Мы сутра видим в новостной ленте фото вечно молодых подруг с идеальными детьми, которые если и открывают рот, то лишь для того, чтобы маме было о чем написать в фейсбук. Перед нашими глазами проходит череда накачанных прессов и мускулистых ног успешных женщин, которые к тридцати годам уже обзавелись стартапом, фотогеничным мужчиной с креативной профессией и теперь советуют нам бросить ужасный офис и залечь с ноутбуком под пальмой в Таилайде, потому что только отсталые слои населения еще ходят на работу с девяти до шести.

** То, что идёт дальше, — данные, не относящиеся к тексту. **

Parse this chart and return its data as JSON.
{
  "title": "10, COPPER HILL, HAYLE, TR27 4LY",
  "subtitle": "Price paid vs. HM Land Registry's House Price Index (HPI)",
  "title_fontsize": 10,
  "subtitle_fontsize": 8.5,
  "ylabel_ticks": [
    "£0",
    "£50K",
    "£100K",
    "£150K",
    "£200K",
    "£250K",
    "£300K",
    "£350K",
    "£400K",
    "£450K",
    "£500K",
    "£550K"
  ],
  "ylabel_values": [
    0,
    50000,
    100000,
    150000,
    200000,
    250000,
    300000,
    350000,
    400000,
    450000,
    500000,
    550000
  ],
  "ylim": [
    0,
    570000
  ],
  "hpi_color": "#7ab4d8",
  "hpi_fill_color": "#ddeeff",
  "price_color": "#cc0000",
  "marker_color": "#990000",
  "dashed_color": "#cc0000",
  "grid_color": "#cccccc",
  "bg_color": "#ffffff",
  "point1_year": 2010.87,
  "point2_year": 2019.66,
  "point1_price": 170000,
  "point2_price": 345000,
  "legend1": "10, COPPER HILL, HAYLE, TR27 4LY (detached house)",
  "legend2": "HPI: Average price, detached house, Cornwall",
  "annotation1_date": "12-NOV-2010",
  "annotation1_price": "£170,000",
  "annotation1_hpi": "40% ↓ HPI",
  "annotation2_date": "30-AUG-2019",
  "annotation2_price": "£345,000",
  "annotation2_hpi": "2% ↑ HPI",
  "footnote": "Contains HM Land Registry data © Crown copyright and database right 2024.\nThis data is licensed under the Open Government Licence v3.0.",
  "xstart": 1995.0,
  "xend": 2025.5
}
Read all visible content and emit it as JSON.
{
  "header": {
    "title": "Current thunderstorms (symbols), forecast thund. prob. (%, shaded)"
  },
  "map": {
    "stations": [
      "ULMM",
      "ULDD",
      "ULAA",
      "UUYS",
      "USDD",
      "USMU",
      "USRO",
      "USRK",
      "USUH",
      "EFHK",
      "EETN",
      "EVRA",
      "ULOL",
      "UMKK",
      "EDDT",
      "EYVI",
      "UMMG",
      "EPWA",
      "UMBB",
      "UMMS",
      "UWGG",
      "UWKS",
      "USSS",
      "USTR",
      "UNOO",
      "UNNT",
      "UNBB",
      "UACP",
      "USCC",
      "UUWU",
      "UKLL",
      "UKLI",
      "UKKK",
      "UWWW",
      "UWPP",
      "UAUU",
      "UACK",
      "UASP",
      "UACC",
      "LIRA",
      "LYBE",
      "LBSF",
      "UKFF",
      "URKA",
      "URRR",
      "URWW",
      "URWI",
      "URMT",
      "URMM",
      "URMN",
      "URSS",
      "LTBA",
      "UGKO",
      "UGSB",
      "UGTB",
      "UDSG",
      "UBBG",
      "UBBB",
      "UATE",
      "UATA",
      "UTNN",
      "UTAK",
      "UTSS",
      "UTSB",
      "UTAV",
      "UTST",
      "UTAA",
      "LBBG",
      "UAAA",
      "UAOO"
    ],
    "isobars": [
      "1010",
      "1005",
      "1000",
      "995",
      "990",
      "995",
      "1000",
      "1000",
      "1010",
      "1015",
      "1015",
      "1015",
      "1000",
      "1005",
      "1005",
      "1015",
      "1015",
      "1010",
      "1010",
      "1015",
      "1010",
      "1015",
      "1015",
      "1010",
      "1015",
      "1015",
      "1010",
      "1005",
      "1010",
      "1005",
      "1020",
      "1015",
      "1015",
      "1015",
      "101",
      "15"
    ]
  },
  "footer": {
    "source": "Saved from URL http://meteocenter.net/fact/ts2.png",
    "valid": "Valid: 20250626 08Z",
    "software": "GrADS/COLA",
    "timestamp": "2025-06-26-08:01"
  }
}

В этом возрасте мы начинаем все острее замечать эту — большей частью постановочную — чужую красоту и успешность, и тогда-то на нас и накатывает пресловутый кризис. Бороться с которым несложно, если получить ответ на два вопроса: чем на самом деле это тревожное состояние вызвано и почему оно во многом зависит — оттого, сколько времени вы просидели в социальных сетях?
Мир без тревог
Кризис 30 лет у женщин, или, как его называют в англоязычных странах, thrisis, — понятие относительно новое. О возрастных переломных периодах заговорили только в 1980-е годы, когда Дэн Джонс, директор Центра психологических исследований при Аппалачском государственном университете, впервые занялся их исследованием не у подростков, а у взрослых. Джонс не был склонен называть это кризисом. Скорее определенными поведенческими проявлениями, которые характерны для людей в возрасте от тридцати семи до пятидесяти лет. Некоторые такие проявления до сих пор не устарели: например, пересматривание старых фото, поиск бывших одноклассников, нежелание ходить на работу и — характерное для женщин — боязнь определенного момента, после которого, как после боя часов в сказке про Золушку, ты превратишься в тыкву.
Как видите, раньше психологи связывали это с приближением сорокалетнего возраста. Но чтобы тридцать? Никому и в голову не приходило. Тем более в СССР. У нас никаких возрастных кризисов не было. Нет, без шуток: их на самом деле практически не было, тем более у женщин, и, вероятно, поэтому именно в условиях новой России этот кризис и стал внезапно ощутим и актуален. Как для меня, например. Тамара Алексеевна Дорохова, к.м.н. и психотерапевт с двадцатипятилетним стажем, рассказала мне, чем мои ровесницы в 1980-х отличались от нынешних: «Примерно до середины 1990-х кризис 30 лет особо не проявлялся, — рассказывает Тамара Алексеевна. — Объяснялось это тем, что жизнь женщины в СССР была строго и равномерно расписана. С самого детства девочка знала, что ее ждет. Школа, институт. В институте обязательно надо выйти замуж и побыстрее родить. Потом сдать детей в садик и выйти на работу. Социум тогда просто не допускал никаких перемен, и поэтому к тридцати годам у женщины не возникало вопроса, куда идти, что делать со своей жизнью. С тем, чтобы найти себя в профессии, тоже проблем не было. Зачастую девушке даже выбирать не приходилось, потому что поощрялись профессиональные династии (бабушка врач, мама врач, ну и дочка идет учиться на врача). Большой тревоге неоткуда было взяться. Девочка четко понимала, что она будет делать в восемнадцать, а что — в двадцать восемь лет». К тридцати годам женщина превращалась в даму «бальзаковского возраста».
Поколение ноль
Выражение «бальзаковский возраст» прошло в нашей стране смысловую трансформацию. Сначала оно употреблялось, когда нужно было назвать женщину немолодой и при этом ее не обидеть. В конце 1920-х годов Анатолий Мариенгоф в романе «Бритый человек» пишет об «утке бальзаковского возраста», то бишь старой и жесткой.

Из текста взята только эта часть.